This work was supported by grants from the National Cancer Institute (NCI) of the National Institutes of Health (NIH) R21 CA185192 to F.A.R., the Breast Cancer Alliance Exceptional Project Grant to F.A.R., National Institute of General Medical Sciences R01 GM126211 to F.A.R. and NIH R01 CA149128 to W.M.S. E.Q. was supported by training grants T32 GM07205 and 5T32 GM007223-43

Author info

Author notes

  1. These authors contributed similarly: Daniel A. Colon-Rios, Hemanta C. Rao Tumu.

Affiliations

  1. Department of Therapeutic Radiology, Yale School of Medicine, New Haven, CT, USA

    Meetu Kaushik Tiwari, Daniel A. Colon-Rios, Hemanta C. Rao Tumu, Yanfeng Liu, Adam Krysztofiak, Cynthia Chan & Faye A. Rogers

  2. Department of Genetics, Yale School of Medicine, New Haven, CT, USA

    Elias Quijano

  3. Department of Biomedical Engineering, Yale School of Medicine, New Haven, CT, USA

    Elias Quijano, Eric Song, Hee-Won Suh & W. Mark Saltzman

  4. Department of Pathology, Yale School of Medicine, New Haven, CT, USA

    Demetrios T. Braddock

  5. Department of Chemical & Environmental Engineering, Yale University, New Haven, CT, USA

    W. Mark Saltzman

  6. Department of Cellular and Molecular Physiology, Yale School of Medicine, New Haven, CT, USA

    W. Mark Saltzman

  7. Yale Cancer Center, Yale School of Medicine, New Haven, CT, USA

    Faye A. Rogers

Contributions

F.A.R. developed and developed the research study, added to conclusion of experiments and composed the manuscript. M.K.T. added to study style and performed most of the research study. D.A.C.-R. carried out research studies to assess TFOs targeting introns of the HER2 gene and research studies to assess system of action.

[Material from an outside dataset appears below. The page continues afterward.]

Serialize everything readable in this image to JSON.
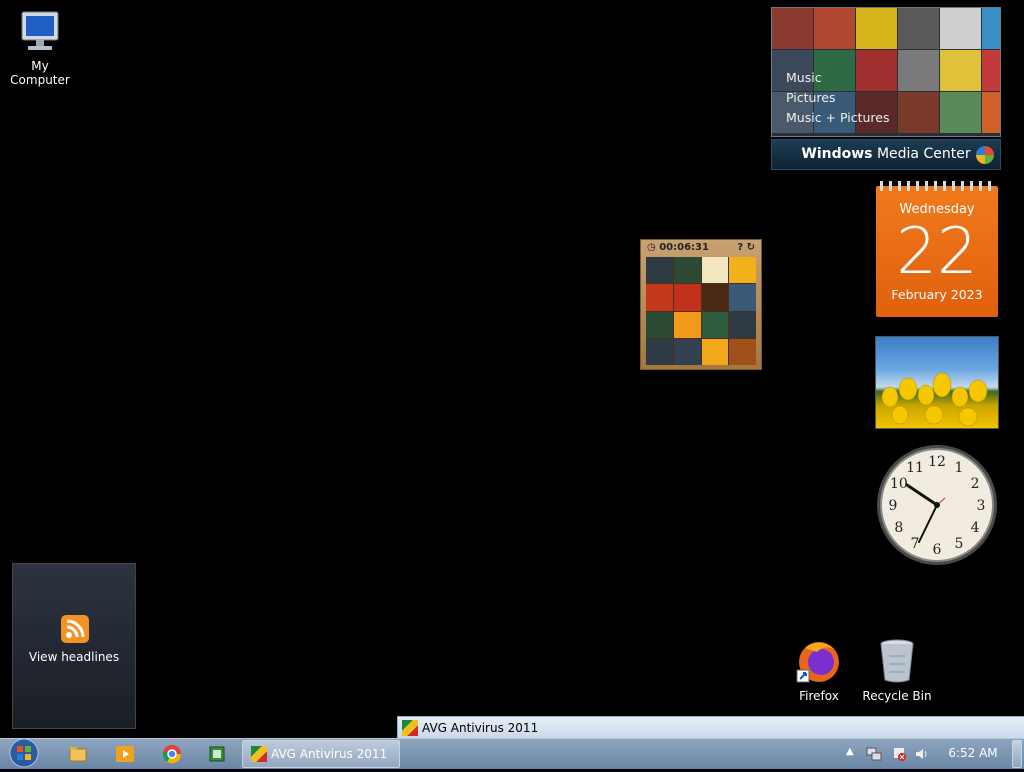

H.C.R.T. carried out tumor development hold-up research studies in the orthotopic mouse design for breast cancer, immunofluorescence of growth tissue and transcription inhibition research studies. Y.L. carried out the tumor development hold-up research studies in mouse designs for breast and ovarian cancers. E.Q. produced and identified NPs. A.K. added to the analysis of confocal microscopy images and metrology of immunofluorescence images. C.C. added to DNA damage and apoptosis experiments in ovarian cancer cell lines. E.S. added to TFO growth uptake research studies. D.T.B. performed pathology analysis of growth xenograft samples. H.W.S. and W.M.S. helped with NP innovation.

Corresponding author

Correspondence to.
Faye A. Rogers

Ethics statements

Competing interests

Yale University has actually submitted patent applications associated to this work (innovator F.A.R.).

Additional info

Peer evaluation info Nature Biotechnology thanks Carlo V. Catapano and the other, confidential, customer( s) for their contribution to the peer evaluation of this work.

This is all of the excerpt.